Rather than waiting for someone to both care about a
group and
understand where to find notability guidelines, we should have lists
of notable groups without articles compiled by people who know those
guidelines and how to mine public databases. Then the people who know
about the topic (but not WP policy quirks) can get to work writing the
article, people who cry NN on deletion discussions can be pointed to
the "list of notable <foo> without articles", and the aforementioned
writers can simply worry about citations, verifiability, and decent
prose.
But I like this idea! Those lists do sort of exist in userspace and in
redlinked lists in mainspace, and there are (or was) some systematic
listing of such things at "requested articles". Have a look at
requested articles:
http://en.wikipedia.org/wiki/Wikipedia:Requested_articles
Are you suggesting something like that, but maintained by editors who
decide which suggestions are notable? I predict edit wars over which
links would stay or go on such lists.
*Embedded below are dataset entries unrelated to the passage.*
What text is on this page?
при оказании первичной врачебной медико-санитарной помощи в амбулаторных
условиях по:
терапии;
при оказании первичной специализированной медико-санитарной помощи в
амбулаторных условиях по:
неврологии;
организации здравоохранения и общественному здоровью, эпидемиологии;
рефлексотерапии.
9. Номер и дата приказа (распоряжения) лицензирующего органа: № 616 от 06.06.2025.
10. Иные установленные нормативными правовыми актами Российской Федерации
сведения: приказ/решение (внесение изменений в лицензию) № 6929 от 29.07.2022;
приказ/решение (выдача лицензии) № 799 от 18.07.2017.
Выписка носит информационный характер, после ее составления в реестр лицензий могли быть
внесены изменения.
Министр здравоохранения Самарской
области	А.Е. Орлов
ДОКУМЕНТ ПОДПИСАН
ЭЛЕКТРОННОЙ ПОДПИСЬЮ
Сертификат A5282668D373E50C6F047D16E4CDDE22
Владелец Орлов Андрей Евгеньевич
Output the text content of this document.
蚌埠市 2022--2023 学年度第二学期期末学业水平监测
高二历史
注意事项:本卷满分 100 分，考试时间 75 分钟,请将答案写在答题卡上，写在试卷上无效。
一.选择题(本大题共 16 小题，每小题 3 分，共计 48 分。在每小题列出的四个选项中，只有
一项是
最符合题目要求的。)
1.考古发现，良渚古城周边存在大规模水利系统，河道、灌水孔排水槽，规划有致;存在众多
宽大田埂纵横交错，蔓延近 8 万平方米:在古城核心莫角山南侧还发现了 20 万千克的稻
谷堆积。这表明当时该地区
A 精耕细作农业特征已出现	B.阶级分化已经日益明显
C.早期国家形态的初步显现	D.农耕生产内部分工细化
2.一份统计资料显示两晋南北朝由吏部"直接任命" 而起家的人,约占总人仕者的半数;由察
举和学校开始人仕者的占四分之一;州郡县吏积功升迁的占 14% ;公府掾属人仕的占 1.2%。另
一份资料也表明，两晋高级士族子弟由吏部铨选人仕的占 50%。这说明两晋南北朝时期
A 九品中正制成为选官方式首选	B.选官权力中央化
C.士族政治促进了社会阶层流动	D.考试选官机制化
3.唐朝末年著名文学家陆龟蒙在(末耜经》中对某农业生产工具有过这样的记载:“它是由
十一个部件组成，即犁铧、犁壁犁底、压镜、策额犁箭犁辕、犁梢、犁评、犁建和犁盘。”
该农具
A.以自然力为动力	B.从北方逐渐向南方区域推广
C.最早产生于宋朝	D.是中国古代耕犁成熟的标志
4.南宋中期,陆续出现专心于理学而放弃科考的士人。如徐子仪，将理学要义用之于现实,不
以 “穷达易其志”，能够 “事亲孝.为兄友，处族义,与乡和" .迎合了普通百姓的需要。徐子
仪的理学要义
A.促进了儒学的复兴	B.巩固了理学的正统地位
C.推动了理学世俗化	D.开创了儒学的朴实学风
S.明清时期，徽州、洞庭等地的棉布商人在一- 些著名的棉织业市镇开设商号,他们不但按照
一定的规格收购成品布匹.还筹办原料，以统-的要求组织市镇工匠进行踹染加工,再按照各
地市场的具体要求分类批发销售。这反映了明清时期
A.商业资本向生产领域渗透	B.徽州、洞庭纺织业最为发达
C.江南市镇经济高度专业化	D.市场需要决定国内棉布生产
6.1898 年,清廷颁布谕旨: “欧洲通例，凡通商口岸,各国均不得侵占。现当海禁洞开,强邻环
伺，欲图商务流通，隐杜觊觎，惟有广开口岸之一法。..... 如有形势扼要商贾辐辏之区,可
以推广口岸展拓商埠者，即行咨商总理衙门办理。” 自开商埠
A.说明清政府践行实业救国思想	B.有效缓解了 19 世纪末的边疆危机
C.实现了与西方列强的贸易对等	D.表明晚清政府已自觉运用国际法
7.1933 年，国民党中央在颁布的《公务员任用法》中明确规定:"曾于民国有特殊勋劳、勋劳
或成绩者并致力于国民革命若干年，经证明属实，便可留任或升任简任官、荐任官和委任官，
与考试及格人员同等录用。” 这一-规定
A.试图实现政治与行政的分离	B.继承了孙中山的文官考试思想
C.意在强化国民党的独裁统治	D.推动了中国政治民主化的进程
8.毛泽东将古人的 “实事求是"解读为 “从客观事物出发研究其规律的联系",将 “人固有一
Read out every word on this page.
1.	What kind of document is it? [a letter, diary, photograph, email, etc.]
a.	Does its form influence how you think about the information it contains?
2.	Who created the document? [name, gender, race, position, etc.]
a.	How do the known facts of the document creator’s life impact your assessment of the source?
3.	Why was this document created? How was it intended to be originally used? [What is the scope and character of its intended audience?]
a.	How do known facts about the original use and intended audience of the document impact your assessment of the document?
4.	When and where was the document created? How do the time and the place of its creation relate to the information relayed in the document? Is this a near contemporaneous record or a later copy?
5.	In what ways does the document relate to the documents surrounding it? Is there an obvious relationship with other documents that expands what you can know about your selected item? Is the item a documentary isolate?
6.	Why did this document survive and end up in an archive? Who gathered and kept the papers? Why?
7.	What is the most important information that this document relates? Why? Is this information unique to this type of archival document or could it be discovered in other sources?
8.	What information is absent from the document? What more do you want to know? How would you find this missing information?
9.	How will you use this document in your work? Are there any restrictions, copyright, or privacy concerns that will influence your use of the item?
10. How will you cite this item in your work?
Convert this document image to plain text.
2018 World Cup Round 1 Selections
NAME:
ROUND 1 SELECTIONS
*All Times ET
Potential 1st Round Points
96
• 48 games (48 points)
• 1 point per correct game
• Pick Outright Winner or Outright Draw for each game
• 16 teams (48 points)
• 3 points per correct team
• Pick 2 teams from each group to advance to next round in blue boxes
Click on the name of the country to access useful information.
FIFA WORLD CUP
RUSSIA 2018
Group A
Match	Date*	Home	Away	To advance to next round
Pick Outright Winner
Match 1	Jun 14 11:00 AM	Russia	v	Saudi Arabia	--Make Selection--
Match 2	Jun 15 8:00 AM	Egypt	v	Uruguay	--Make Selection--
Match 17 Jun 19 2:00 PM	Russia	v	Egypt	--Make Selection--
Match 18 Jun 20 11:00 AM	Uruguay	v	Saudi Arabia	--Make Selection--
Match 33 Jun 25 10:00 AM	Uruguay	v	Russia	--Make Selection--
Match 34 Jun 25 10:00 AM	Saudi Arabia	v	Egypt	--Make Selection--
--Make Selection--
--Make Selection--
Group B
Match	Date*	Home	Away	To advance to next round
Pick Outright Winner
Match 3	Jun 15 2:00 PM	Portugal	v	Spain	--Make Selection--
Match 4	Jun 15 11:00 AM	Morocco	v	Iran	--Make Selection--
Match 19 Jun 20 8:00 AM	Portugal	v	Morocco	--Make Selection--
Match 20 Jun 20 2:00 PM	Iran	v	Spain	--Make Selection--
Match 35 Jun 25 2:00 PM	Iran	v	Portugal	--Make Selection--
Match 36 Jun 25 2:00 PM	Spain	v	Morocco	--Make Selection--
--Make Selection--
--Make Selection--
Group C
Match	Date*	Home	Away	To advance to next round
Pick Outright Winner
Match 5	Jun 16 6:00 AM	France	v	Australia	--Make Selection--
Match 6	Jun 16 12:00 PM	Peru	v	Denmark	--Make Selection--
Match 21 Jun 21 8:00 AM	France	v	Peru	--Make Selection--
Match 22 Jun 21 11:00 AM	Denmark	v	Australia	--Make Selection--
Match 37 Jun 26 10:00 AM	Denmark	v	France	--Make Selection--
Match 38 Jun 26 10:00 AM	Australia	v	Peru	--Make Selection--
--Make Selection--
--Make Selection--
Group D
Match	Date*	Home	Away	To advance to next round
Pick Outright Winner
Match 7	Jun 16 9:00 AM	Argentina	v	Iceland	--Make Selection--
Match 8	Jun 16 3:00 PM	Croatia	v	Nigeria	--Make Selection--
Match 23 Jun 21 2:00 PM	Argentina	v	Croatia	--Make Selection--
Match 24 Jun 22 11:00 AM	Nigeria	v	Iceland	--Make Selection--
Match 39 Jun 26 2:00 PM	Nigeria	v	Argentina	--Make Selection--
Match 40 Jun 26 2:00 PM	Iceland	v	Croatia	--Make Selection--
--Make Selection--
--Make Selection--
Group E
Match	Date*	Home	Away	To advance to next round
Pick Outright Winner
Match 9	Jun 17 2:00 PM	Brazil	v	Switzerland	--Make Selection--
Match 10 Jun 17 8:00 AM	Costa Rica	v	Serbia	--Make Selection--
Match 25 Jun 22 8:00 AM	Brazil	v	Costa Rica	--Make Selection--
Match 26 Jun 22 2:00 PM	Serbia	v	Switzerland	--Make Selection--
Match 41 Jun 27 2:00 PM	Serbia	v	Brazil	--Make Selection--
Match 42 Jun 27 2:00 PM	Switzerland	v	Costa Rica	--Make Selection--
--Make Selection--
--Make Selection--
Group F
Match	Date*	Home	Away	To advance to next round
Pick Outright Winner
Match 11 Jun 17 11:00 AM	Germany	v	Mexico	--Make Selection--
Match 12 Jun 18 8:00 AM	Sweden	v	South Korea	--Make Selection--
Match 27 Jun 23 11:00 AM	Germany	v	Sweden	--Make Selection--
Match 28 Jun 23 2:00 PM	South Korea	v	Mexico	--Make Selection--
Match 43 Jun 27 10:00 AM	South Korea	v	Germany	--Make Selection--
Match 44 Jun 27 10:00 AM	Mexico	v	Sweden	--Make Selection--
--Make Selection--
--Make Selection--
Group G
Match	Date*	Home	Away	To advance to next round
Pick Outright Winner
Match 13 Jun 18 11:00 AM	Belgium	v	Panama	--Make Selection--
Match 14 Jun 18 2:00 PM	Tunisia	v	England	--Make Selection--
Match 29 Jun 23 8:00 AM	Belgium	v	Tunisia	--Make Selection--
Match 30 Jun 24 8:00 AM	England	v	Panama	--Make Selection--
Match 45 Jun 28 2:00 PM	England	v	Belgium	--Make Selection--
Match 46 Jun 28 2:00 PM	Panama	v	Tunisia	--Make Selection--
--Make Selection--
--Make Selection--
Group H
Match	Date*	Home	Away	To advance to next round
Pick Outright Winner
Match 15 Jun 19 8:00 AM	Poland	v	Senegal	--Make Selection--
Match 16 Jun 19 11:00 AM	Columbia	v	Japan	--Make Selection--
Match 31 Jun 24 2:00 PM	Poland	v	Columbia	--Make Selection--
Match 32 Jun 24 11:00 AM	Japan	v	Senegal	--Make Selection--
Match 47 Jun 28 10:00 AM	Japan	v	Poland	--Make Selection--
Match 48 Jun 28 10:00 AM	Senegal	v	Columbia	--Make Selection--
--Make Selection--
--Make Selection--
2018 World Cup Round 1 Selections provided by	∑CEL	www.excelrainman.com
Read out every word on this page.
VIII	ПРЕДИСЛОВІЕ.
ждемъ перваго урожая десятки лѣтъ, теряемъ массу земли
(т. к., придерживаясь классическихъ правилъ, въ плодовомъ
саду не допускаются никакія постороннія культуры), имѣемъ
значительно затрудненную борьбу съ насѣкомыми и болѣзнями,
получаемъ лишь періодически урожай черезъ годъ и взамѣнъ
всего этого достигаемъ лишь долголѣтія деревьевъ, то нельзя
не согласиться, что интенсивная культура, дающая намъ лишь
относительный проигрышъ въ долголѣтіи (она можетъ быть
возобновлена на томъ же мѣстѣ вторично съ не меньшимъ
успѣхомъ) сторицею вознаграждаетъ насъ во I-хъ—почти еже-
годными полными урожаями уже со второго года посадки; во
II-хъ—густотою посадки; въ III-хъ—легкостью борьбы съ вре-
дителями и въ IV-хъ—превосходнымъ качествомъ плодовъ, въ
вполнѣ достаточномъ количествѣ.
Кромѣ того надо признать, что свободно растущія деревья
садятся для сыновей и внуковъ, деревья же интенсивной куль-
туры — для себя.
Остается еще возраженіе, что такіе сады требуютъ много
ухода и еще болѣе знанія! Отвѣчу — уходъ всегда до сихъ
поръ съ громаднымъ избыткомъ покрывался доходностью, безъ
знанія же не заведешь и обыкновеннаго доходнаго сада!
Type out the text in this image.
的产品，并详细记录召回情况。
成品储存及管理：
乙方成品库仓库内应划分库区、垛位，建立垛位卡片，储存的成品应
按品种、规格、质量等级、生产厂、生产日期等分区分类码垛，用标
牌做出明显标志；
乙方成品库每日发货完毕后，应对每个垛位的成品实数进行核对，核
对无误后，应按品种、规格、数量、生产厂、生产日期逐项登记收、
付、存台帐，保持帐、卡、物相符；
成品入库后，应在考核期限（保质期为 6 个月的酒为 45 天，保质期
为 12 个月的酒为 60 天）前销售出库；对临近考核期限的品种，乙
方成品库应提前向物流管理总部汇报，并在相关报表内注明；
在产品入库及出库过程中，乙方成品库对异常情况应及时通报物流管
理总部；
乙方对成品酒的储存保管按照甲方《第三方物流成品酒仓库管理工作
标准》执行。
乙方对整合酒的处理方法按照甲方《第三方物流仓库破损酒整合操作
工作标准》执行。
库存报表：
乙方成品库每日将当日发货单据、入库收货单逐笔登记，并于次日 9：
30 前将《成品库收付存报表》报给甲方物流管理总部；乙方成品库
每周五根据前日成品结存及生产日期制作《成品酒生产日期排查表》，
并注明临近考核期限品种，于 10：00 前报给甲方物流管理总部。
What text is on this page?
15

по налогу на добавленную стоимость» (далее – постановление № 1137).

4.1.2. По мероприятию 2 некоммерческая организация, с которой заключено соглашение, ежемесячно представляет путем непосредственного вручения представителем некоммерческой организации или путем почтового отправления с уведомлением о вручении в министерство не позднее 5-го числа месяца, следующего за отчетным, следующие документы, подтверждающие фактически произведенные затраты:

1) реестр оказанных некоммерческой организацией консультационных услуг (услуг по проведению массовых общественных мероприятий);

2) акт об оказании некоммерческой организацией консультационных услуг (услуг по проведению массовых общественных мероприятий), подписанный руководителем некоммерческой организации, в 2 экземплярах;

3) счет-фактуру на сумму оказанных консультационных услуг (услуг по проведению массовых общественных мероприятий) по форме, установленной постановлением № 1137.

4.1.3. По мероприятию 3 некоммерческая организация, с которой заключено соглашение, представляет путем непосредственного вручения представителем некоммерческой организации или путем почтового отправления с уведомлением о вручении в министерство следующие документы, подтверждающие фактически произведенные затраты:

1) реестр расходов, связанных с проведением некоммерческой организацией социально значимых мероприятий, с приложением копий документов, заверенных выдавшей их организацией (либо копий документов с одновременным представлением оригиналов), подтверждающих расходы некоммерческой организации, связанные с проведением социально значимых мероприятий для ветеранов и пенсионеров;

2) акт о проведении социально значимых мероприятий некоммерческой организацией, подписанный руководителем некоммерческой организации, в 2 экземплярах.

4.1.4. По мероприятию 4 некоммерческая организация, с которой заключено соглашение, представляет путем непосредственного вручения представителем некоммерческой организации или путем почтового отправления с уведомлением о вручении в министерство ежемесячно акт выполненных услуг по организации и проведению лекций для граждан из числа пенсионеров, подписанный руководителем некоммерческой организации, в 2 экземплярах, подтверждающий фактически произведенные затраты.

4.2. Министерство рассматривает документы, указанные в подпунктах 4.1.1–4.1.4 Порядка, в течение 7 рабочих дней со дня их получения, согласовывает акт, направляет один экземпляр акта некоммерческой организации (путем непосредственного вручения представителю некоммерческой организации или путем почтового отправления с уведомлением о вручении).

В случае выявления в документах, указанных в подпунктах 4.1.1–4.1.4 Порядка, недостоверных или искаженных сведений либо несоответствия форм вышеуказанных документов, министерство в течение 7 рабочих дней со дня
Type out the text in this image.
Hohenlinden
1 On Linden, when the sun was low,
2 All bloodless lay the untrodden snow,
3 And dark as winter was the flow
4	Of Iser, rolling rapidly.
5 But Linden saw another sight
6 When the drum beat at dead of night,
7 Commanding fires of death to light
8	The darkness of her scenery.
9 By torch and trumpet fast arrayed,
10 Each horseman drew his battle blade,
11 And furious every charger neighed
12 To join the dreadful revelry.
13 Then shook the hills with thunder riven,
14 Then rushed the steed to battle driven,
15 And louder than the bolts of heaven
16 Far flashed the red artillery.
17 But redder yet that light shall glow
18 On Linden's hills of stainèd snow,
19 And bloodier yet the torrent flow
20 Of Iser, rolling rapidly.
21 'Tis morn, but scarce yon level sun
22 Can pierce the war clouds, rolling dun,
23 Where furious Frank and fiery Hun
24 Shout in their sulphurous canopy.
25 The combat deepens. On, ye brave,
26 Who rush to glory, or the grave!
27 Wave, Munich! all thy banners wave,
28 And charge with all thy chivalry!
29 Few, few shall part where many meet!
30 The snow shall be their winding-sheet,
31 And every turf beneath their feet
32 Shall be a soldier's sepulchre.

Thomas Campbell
The only thing more useless than
arguing over an existing article at AfD, is arguing over an article
that hasn't even been created yet... :-)
People sometimes to say that 'all the easy
articles have been
written', but I regularly run across topic areas which are
interesting, notable, but overlooked with tens of thousands of
subjects missing. Geographic places in internet-free zones;
monuments and buildings in Asia and Africa; notable professors and
politicians outside of modern North America and Europe; businesses
that were notable in their day but have since merged or shut down;
notable published works that are out of print; even, as DGG says,
modern notable businesses, or bands and other artists who don't have a
Wikipedia-savvy following.
Or even founding editors of publications like the Times Literary Supplement:
http://en.wikipedia.org/wiki/Bruce_Lyttelton_Richmond
As one of the sources I looked at said, not a name many have heard of,
but a surprising amount of influence.